Business Finance

Calculate a Business Loan Payment

Repayment of a business loan requires that the borrower make a monthly payment back to the lender. That monthly amount includes a partial repayment of the loan principal, plus monthly interest on the outstanding balance. Loan payments are amortized so that your monthly payment remains the same during the repayment period, but during that time, the percentage of the amount that goes towards principal will increase as the outstanding loan balance decreases.

Business Debt Consolidation

Debt consolidation loans allow businesses to transfer the account balances from credit cards, lines of credit or installment loans into a single loan and to make a single monthly payment. For debt consolidation loans to be beneficial, the repayment period for paying off the consolidation loan should be shorter than what it would be for your existing debts without the loan. Secondly, the interest that you pay over the repayment period should be less than what you would pay with your current repayment terms.

Projecting Your Cash Flow

Even if a business is profitable, it might fail because it is not generating enough cash flow. Money that is tied up in inventory and receivables is not available to help the business pay its bills. You can vary inventory levels, payment terms, and other variables to find the formula that is right for your business to make sure you are generating a positive cash flow.

Repaying a Business Loan

If you are trying to pay down some of your business debt, you might be wondering how long it might take by making the regular payment, or what the impact might be if you increased the monthly payment each month. If you increase the monthly payment, the amount of the increase typically gets applied directly to reducing the amount owed, or principle. Reducing the amount of money you owe will reduce your interest charges each month, as the interest rate will be applied only to the outstanding loan balance.

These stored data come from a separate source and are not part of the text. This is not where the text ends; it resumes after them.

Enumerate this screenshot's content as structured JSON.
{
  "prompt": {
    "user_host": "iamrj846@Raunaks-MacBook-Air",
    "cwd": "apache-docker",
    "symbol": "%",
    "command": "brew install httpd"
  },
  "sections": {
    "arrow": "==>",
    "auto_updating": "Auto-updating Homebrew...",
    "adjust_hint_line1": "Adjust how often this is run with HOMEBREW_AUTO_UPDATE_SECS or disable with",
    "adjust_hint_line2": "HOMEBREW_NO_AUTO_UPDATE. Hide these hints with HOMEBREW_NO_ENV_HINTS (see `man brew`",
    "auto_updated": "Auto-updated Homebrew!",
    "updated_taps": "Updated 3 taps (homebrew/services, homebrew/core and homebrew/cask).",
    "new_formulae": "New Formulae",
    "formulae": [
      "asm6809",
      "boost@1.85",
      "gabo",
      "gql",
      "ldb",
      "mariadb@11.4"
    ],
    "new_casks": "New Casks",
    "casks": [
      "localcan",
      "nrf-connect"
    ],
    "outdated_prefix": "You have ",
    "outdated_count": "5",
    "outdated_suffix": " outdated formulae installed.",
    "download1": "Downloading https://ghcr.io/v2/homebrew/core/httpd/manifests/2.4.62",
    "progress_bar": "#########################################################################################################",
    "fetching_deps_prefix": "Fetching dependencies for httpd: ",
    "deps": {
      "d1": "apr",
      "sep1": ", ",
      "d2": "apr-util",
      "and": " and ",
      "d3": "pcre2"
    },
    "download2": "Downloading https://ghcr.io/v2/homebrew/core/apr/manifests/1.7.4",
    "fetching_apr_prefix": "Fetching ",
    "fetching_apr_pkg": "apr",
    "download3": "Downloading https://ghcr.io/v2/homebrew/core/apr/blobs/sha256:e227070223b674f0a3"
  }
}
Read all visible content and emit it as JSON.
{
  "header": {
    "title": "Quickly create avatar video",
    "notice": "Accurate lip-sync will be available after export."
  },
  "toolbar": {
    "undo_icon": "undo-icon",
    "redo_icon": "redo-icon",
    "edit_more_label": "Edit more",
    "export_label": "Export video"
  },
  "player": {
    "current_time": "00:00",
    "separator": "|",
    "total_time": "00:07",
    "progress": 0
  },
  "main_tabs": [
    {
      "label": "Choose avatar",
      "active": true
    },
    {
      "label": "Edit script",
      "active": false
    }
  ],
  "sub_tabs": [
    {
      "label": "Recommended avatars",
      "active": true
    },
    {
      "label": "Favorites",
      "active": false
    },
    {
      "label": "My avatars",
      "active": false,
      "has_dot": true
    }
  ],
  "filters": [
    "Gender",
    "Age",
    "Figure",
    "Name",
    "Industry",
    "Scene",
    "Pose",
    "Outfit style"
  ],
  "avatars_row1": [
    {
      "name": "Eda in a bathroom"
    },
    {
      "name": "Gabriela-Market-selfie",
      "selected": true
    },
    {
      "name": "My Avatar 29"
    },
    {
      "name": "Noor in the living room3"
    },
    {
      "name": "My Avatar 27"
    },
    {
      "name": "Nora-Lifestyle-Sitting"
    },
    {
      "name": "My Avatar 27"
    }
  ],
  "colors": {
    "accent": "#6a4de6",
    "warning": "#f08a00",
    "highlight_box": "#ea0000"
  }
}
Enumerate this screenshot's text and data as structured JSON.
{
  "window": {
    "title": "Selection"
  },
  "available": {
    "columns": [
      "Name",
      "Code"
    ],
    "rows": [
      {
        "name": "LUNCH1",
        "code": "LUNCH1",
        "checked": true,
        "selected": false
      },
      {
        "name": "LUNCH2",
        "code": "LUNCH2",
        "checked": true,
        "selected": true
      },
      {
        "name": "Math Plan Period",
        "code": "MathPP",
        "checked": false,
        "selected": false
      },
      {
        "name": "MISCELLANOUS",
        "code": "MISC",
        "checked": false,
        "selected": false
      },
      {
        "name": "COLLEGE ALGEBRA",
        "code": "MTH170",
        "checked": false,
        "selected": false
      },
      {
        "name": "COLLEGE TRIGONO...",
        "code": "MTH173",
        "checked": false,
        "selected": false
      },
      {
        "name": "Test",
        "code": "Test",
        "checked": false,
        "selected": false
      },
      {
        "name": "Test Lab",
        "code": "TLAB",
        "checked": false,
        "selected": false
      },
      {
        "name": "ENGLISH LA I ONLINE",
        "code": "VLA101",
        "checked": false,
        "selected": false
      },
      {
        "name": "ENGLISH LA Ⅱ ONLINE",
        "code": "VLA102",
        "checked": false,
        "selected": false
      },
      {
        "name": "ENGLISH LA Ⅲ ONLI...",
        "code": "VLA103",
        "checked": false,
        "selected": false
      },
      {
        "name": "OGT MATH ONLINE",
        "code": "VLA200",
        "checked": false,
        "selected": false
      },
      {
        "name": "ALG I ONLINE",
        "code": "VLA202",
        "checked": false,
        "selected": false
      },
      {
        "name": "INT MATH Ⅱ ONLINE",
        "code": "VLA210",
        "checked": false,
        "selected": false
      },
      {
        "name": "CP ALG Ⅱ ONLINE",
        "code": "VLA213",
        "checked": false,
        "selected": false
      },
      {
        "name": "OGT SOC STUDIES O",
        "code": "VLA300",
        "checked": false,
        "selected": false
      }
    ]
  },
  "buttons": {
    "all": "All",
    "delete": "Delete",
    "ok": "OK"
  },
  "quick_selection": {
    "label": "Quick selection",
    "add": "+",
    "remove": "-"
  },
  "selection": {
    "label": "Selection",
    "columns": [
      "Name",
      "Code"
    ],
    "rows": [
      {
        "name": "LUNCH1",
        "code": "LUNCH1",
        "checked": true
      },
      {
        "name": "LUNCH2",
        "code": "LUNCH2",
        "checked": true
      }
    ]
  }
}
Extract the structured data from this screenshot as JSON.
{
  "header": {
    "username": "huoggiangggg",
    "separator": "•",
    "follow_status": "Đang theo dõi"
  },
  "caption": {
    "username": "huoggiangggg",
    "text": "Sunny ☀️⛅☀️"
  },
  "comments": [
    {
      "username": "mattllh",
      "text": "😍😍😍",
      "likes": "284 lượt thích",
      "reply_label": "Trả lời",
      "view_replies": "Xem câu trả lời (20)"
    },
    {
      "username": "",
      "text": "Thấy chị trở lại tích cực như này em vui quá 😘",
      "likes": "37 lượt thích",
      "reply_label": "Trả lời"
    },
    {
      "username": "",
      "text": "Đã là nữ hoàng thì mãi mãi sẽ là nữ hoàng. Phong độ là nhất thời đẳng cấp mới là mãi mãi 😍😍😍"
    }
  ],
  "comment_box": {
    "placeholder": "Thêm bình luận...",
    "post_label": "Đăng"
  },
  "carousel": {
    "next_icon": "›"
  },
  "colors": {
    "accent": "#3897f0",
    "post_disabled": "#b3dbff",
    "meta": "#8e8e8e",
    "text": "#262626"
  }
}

Purchase or Lease Equipment

Does it make better sense to buy or lease a new piece of equipment? That depends on several factors, such as the residual value of the equipment you intend to purchase, the amount of money you pay up front as a capitalized cost reduction and the cost of financing. A lease will usually be a more attractive option when compared to an equipment purchase when measured over a comparable term.

Business Loan or Line of Credit

Business lines of credit often have more flexible repayment terms than a standard business loan. Business loan payments are typically fixed over the repayment period, while business lines of credit can offer interest-only payment terms, or outstanding balances can be repaid using a variety of repayment strategies. Companies with uncertain or fluctuating revenue streams, such as startups or seasonal businesses may benefit more from the flexible repayment terms a business line of credit offers.